When he'd finished, he said, "Just like that. I wrote it down like that and never changed a word of it."

We were called into the dining room. Dinner was rather a trial. Siegfried had become very abstracted. I thought he was still hearing his poem—or was he listening to a new one? Mrs. Sassoon seemed to be interested in our New York days, and I told her something about them. While I was talking, Siegfried's face grew darker and darker. I felt a tension between him and his mother—the tension of great love with incomplete understanding.

I asked Mrs. Sassoon whether she knew Burton.

"Indeed I do," she said, "I dote on her. Such a refreshing personality, don't you think?"

Dinner ended, finally. At ten o'clock, we left. Mrs. Sassoon asked me please to come again when I returned to England. Actually, I felt—I don't know what gave me the feeling—that this particular visit was not successful.

In the car on the way back to London, Siegfried's dark mood intensified. "Mother liked you very much," he said. "She made me promise to bring you back."

"I don't feel it was a successful visit," I said. "It seems to have depressed you."

"It's all those New York stories."


"They remind me of something that you don't know—that I've never told you."


He didn't answer. He was driving. His eyes were intently on the road, though there was little traffic.

His answer, when finally it came, startled me. "Edna Millay," he said. "You remember my meeting with Edna Millay?"

"Of course," I said. "At her play."

"Yes, but, you know, I saw her several times after that."

"I know you enjoyed seeing her."

"I did. I liked her very much."

My mind raced. What could have happened?

There was an immense interval before Siegfried said anything more. We were approaching London. Siegfried went on, "A friend of mine told me. . . . Someone was praising my war poems—perhaps excessively. Miss Millay said, 'Yes, yes, I agree. But I wonder whether he would have cared so much if it were a thousand virgins who had been slaughtered.'"

"I don't believe she said it."

"She did." There was a pause. His cheek muscles were twitching. He was suffering. "What's the use?" he said. "What can one do?"

Did he mean against the concentrated malice and venom of the world? Of even a fellow-poet—a nice creature like Edna Millay?

"It couldn't have meant much to you, or you'd have told me," I got out at last.

"It meant so much to me that I didn't tell you. It all came back while you were telling those stories at dinner."

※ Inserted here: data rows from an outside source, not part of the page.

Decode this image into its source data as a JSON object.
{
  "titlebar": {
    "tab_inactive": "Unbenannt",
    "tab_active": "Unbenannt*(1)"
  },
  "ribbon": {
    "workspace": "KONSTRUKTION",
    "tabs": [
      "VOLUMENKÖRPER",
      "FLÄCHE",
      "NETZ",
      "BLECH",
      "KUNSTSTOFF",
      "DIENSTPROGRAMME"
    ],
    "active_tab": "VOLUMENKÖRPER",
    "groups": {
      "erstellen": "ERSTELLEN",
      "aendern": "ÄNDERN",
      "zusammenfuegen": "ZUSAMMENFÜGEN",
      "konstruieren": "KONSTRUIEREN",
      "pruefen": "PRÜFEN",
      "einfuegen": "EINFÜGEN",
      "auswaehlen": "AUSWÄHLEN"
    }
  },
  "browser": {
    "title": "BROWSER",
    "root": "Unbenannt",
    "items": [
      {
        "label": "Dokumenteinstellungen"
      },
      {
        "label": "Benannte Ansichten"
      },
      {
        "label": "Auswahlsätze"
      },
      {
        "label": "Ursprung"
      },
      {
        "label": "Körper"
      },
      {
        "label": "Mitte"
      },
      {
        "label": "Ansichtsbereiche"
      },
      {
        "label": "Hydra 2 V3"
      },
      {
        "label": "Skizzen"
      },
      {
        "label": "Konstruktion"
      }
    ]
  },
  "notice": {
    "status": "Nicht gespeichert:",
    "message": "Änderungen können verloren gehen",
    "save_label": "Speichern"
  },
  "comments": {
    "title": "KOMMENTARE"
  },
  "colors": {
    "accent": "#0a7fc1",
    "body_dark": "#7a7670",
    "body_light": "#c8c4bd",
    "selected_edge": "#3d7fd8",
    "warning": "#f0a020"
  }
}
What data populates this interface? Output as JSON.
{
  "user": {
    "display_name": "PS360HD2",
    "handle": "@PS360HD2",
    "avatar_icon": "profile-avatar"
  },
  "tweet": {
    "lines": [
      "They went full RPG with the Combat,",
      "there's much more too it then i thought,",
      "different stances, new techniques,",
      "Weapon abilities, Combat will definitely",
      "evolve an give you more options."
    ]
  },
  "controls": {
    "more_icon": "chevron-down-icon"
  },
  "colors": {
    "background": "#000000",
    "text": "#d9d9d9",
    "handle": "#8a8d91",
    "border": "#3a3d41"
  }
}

We drew up before the Park Lane.

"I'll call you in the morning," he said. "Good night."

"Good night, Siegfried," I said.

He shook my hand. My heart ached for him.

I went upstairs to my room. I sat on the bed thinking of him. Everyone sang, I thought, except the poet.

A year or so later, after various delays, "Serena" finally went into rehearsal, and then we all embarked for Philadelphia, where we were to open at the Broad Street Theatre. I don't think that ever again, for me, was the offstage scenario to be so intense, so complicated, and so unsolvable as it was in this production. It was a boundless vortex of misunderstandings, which engendered lifelong enmities. The end result was a succès d'estime—a category that fits George Kaufman's famous definition of satire: something that closes on Saturday night. Though it was written about beautifully by Brooks Atkinson in the Times, "Serena" was not a success. The preliminaries, before we left for Philadelphia, were pleasant. Jed had engaged David Burton to direct, and the cast was superlative. I enjoyed very much talking with Constance Collier. She was looked up to by most actresses as the high priestess of stage deportment and speech. She knew everybody in London and Hollywood. Had I then been aware that she had once been engaged to marry Max Beerbohm, I should certainly have pursued her more assiduously. But I found that out only much later. When, eventually, I came to write about Max, I asked Constance what had happened to their engagement. She said, "Oh, well, the manager sent me on tour with a very handsome leading man, and you know how things are in Manchester."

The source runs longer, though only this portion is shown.